Wenigstens sah er nicht mehr allzu genau hin, dachte Andrej. Ein einziger Blick in die gebrochenen Augen des Toten hätte selbst Pedro klargemacht, dass Abu Dun Unsinn redete. Niemand, der solche Verletzungen erlitt wie dieser bedauernswerte Junge, starb einfach so, ohne zu bluten, und Ari hatte gelitten, lange und unsagbar. »Er muss schon längere Zeit tot sein«, sagte Abu Dun nachdenklich. »Wahrscheinlich ist es heute Nacht passiert.«
»Die Tür«, sagte Pedro leise.
Andrej blickte fragend auf, obwohl er ganz genau wusste, was der Hafenmeister meinte. »Was soll damit sein?«
»Sie war abgeschlossen«, erinnerte ihn Pedro. »Von innen.« Er sah von Andrej zu Abu Dun und dann wieder zu Andrej, während er auf eine Antwort wartete. Schließlich sagte er: »Und das ist unmöglich.«
Statt zu antworten, stand Abu Dun auf, ging zur Tür und untersuchte ebenso pedantisch wie überflüssig das simple Schloss, das er vor wenigen Augenblicken eigenhändig aufgebrochen hatte. Nachdenklich sah er sich in der winzigen Kajüte um, trat an das schmale, mit buntem Bleiglas versehene Fenster und öffnete es. Andrej registrierte ohne Überraschung, dass es nicht verriegelt, sondern nur zugezogen gewesen war.
»Hier ist er raus«, sagte er.
»Durch das Fenster?«, ächzte Pedro. »Es sind fünfzig Fuß bis zum Wasser!«
»Kein Problem für einen Mann, der halbwegs in Form ist«, erwiderte Abu Dun lakonisch, drückte das Fenster wieder zu und warf Andrej wieder einen schrägen Blick zu, wie dieser ungehalten bemerkte.
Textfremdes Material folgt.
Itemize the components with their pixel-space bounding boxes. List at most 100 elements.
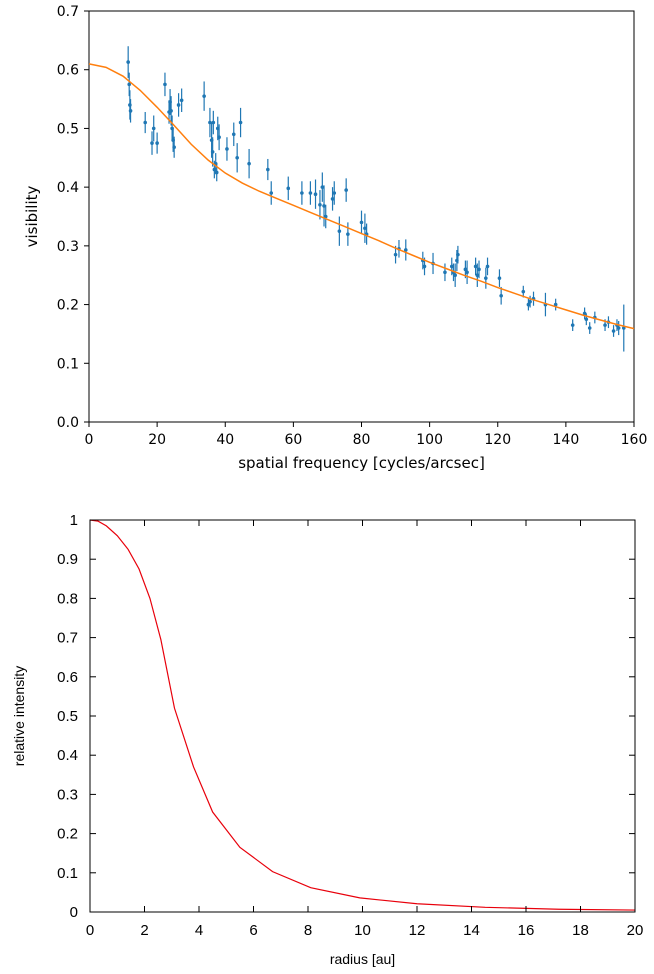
visibility-chart: 0 20 40 60 80 100 120 140 160 0.0 0.1 0.2 0.3 0.4 0.5 0… (23, 4, 647, 472)
data-point (214, 170, 219, 175)
data-point (363, 226, 367, 231)
data-point (202, 94, 206, 98)
y-tick-label: 0.7 (57, 4, 79, 20)
data-point (485, 264, 490, 269)
data-point (323, 214, 328, 219)
x-axis-label: radius [au] (330, 951, 395, 967)
data-point (603, 323, 607, 327)
data-point (127, 82, 131, 87)
data-point (465, 270, 469, 275)
data-point (266, 167, 270, 172)
data-point (150, 141, 154, 145)
x-tick-label: 0 (86, 922, 94, 939)
x-tick-label: 2 (140, 922, 148, 939)
axis-ticks: 0 20 40 60 80 100 120 140 160 0.0 0.1 0.2 0.3 0.4 0.5 0… (57, 4, 648, 448)
data-point (300, 191, 304, 195)
data-point (318, 202, 322, 207)
data-point (475, 273, 480, 278)
data-point (616, 326, 621, 330)
y-tick-label: 0.2 (57, 826, 78, 843)
y-tick-label: 0.3 (57, 786, 78, 803)
data-point (456, 252, 460, 257)
data-point (553, 302, 558, 307)
axis-ticks: 0 2 4 6 8 10 12 14 16 18 20 0 0.1 0.2 0.3 0.4 0.5 0.6 0.7 0… (57, 512, 643, 939)
y-tick-label: 0.8 (57, 590, 78, 607)
data-point (332, 191, 337, 195)
data-point (308, 191, 313, 195)
data-point (611, 329, 616, 333)
y-tick-label: 0.4 (57, 747, 78, 764)
data-point (217, 135, 221, 140)
data-point (393, 252, 398, 257)
x-tick-label: 20 (627, 922, 644, 939)
data-point (172, 145, 176, 150)
intensity-profile-chart: 0 2 4 6 8 10 12 14 16 18 20 0 0.1 0.2 0.3 0.4 0.5 0.6 0.7 0… (11, 512, 643, 967)
y-tick-label: 0.6 (57, 63, 79, 79)
x-tick-label: 6 (249, 922, 257, 939)
data-point (322, 204, 326, 208)
intensity-curve (89, 519, 636, 911)
data-point (126, 60, 130, 64)
x-tick-label: 80 (353, 432, 371, 448)
data-point (143, 120, 148, 125)
data-point (231, 132, 236, 137)
data-point (403, 248, 408, 252)
data-point (449, 264, 454, 269)
x-tick-label: 18 (572, 922, 589, 939)
data-point (499, 293, 503, 298)
y-tick-label: 0.5 (57, 708, 78, 725)
x-tick-label: 4 (195, 922, 203, 939)
data-point (359, 220, 364, 225)
x-tick-label: 60 (284, 432, 302, 448)
data-point (422, 264, 427, 269)
x-tick-label: 100 (416, 432, 443, 448)
y-tick-label: 0.6 (57, 669, 78, 686)
y-axis-label: relative intensity (11, 666, 27, 766)
x-tick-label: 8 (304, 922, 312, 939)
data-point (151, 126, 156, 131)
data-point (463, 267, 468, 272)
data-point (225, 147, 229, 151)
x-tick-label: 20 (148, 432, 166, 448)
data-point (210, 150, 215, 154)
x-tick-label: 40 (216, 432, 234, 448)
data-point (570, 323, 575, 327)
data-point (443, 270, 447, 275)
data-point (313, 192, 318, 196)
y-tick-label: 1 (70, 512, 78, 529)
x-axis-label: spatial frequency [cycles/arcsec] (238, 454, 485, 472)
x-tick-label: 120 (484, 432, 511, 448)
model-curve (88, 63, 635, 330)
data-point (269, 191, 274, 195)
data-point (528, 299, 532, 304)
plot-frame (89, 519, 636, 913)
y-axis-label: visibility (23, 185, 41, 247)
data-point (453, 273, 457, 278)
data-point (163, 82, 167, 87)
data-point (211, 120, 216, 125)
data-point (238, 120, 243, 125)
data-point (344, 188, 348, 192)
x-tick-label: 0 (85, 432, 94, 448)
x-tick-label: 14 (463, 922, 480, 939)
data-point (235, 155, 239, 160)
y-tick-label: 0.0 (57, 415, 79, 431)
y-tick-label: 0.3 (57, 239, 79, 255)
data-point (286, 186, 291, 191)
data-point (521, 289, 526, 294)
x-tick-label: 140 (553, 432, 580, 448)
data-point (587, 326, 592, 330)
x-tick-label: 12 (409, 922, 426, 939)
data-point (155, 141, 159, 145)
data-point (497, 276, 502, 280)
data-point (584, 317, 589, 322)
data-point (128, 109, 133, 113)
data-point (247, 161, 251, 166)
y-tick-label: 0.4 (57, 180, 79, 196)
data-point (346, 232, 350, 236)
y-tick-label: 0.9 (57, 551, 78, 568)
y-tick-label: 0.2 (57, 298, 79, 314)
data-point (473, 264, 478, 269)
data-point (337, 229, 342, 233)
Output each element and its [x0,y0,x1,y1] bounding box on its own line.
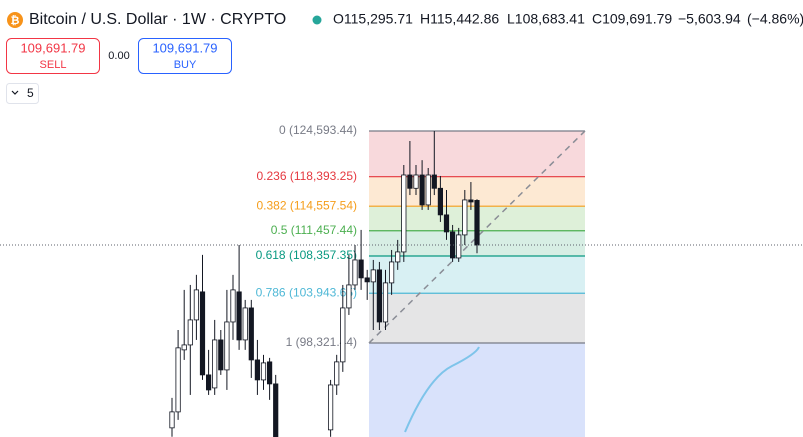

Dann ging er zur Tür.
»Wartet hier. Ich bin gleich zurück. Und seid leise.« Andrej fragte nicht, ob Abu Dun vielleicht noch ein paar weitere überflüssige Ratschläge parat hatte, wartete, bis der Nubier die Kajüte verlassen hatte, und ging dann zum Bett, um eine Decke zu holen, die er über Brust und Gesicht des Toten breitete. Pedro sah ihn dankbar an. »Das ist entsetzlich. Wer tut so etwas? Und warum?« Da Andrej keine Antwort auf diese Frage hatte, durchsuchte er rasch, aber sehr gründlich die Kabine. Das Ergebnis war mager. Aris Seemannskiste enthielt nur ein paar ebenso zerschlissene wie einfache Kleider und einige wenige persönliche Dinge, die Andrej kurz in Augenschein nahm und dann respektvoll zurücklegte. Darüber hinaus gab es ein schmales Regal und ein kaum breiteres Schreibpult mit einem fest darauf verschraubten Tintenfässchen und mehreren Schubladen voller Papiere und Schriftstücke. Andrej blätterte sie flüchtig durch und kam zu dem Schluss, dass es sich nur um Aufstellungen und Frachtlisten handelte, legte alles ordentlich zurück und schob auch die Schubladen wieder zu, bevor er sich wieder Pedro zuwandte.
»Wonach hast du gesucht?«, wollte der Hafenmeister wissen. Sein Blick irrte immer wieder zu dem abgedeckten Leichnam hin.
Andrej hob die Schultern. »Nach nichts. Vielleicht einem Hinweis, warum er sterben musste. Oder wer er wirklich war … Du sagst, er war mit Don de Castello verwandt?« »Das erzählt man sich«, antwortete Pedro ausweichend. »Aber es muss nicht wahr sein. Und selbst wenn … dieses adelige Pack besteht doch nur aus Inzucht, oder?